Muhammad Khan
Muhammad Khan

Reputation: 45

Extracting features and labels from images before feeding to a densely connected classifier in Convolutional Network

I am trying to extract features and labels from images and then feed them to a densely connected classifier VGG16. The function to extract features is given below.

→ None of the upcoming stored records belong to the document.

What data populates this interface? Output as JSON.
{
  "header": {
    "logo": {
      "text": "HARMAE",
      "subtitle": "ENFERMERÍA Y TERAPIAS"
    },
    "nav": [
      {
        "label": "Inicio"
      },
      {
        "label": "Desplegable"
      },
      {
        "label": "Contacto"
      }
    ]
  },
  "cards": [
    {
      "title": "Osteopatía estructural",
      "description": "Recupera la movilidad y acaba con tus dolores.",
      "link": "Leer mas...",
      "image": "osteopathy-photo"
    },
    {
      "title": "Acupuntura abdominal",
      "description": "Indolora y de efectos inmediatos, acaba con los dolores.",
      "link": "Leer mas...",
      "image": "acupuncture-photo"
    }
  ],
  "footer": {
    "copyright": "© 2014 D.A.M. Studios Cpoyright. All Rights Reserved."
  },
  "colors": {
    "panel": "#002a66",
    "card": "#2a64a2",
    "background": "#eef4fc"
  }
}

from keras.preprocessing.image import ImageDataGenerator

datagen = ImageDataGenerator(rescale=1./255)
batch_size = 30
def extract_features(dataframe,directory, sample_count,x_col,y_col):
  features = np.zeros(shape=(sample_count, 4, 4, 512))
  labels = np.zeros(shape=(sample_count))
  generator = datagen.flow_from_dataframe(dataframe,directory,
  x_col,
  y_col,
  target_size=(150, 150),batch_size=batch_size,class_mode='raw')
  i = 0
  for inputs_batch, labels_batch in generator:
    features_batch = conv_base.predict(inputs_batch)
    features[i * batch_size : (i + 1) * batch_size] = features_batch
    labels[i * batch_size : (i + 1) * batch_size] = labels_batch
    i += 1
    if i * batch_size >= sample_count:
      break
  return features, labels

But when I try

train_features, train_labels = extract_features(dataframe=combined[:790],directory=directory1,x_col='file_name',y_col=target_columns,sample_count=790)
#validation_features, validation_labels = extract_features(combined[790:1002],directory=directory1, sample_count=212)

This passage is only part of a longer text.